BitShares Forum

Main => General Discussion => Topic started by: sumantso on January 04, 2015, 11:33:00 pm

Title: Blockchain size
Post by: sumantso on January 04, 2015, 11:33:00 pm: https://bitcointalk.org/index.php?topic=913605.0

If I remember correctly, doesn't Bitshares throw away the older blocks after a certain number? I am not sure so didn't post anything, but if it is a post there would draw attention.
Title: Re: Blockchain size
Post by: bytemaster on January 04, 2015, 11:41:29 pm: Never throws away anything.
Title: Re: Blockchain size
Post by: bytemaster on January 04, 2015, 11:41:48 pm: Well it could after 24 hrs
Title: Re: Blockchain size
Post by: sumantso on January 04, 2015, 11:45:34 pm: Quote from: bytemaster on January 04, 2015, 11:41:29 pm
Never throws away anything.

I was mistaken then.

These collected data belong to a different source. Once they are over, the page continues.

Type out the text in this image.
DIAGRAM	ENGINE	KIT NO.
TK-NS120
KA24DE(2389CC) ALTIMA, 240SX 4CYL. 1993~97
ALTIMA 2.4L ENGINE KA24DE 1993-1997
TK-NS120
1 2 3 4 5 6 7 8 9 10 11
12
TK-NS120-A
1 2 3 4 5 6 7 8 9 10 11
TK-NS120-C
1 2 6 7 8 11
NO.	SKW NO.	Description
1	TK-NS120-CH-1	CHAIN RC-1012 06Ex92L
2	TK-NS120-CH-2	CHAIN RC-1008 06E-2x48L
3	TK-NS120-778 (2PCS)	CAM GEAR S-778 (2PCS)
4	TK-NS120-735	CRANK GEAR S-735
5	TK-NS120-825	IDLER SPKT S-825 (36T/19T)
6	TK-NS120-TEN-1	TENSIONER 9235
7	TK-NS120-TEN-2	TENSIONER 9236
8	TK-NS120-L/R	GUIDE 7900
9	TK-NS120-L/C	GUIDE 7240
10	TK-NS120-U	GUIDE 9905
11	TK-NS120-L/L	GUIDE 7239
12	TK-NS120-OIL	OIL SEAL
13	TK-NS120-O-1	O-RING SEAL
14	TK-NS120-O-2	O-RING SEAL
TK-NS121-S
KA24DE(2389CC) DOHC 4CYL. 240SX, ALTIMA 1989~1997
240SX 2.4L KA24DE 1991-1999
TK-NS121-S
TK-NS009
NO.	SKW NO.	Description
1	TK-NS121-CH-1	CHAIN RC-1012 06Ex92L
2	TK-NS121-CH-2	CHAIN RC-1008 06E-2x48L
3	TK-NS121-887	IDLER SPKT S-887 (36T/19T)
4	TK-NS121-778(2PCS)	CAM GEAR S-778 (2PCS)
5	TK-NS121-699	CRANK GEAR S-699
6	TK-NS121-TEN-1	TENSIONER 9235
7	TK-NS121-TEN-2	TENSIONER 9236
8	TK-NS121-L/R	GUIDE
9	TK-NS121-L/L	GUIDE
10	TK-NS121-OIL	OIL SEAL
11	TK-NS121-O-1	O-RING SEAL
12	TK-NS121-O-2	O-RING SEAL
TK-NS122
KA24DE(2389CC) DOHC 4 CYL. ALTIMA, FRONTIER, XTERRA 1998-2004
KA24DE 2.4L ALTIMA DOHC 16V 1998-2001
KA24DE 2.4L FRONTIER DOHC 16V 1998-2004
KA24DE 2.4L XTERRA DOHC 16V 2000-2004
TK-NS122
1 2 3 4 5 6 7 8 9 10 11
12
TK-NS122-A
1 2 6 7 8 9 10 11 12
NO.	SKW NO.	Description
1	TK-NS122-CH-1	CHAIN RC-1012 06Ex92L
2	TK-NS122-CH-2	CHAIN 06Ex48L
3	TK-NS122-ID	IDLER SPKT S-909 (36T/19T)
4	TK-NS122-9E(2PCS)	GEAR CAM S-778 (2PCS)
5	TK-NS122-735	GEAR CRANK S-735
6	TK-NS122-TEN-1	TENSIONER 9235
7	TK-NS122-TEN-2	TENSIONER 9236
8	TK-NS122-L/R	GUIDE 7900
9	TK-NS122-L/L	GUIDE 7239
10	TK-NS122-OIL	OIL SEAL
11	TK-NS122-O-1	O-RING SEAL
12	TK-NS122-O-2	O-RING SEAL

I thought the maximum number of blocks was fixed, like after a certain number, every additional block would cause the earliest block to disappear.
Title: Re: Blockchain size
Post by: arhag on January 05, 2015, 12:13:37 am: Quote from: bytemaster on January 04, 2015, 11:41:48 pm
Well it could after 24 hrs

How? Wouldn't you need some kind of checkpoint not just of a recent block hash but also of the state of the entire database at that point? And that checkpoint has to be cross-platform so everyone would be in consensus on the database state hash.

By the way, I really really would like to see BitShares have that feature in the future. Ethereum has it with their Patricia tree (https://github.com/ethereum/wiki/wiki/Patricia-Tree) database.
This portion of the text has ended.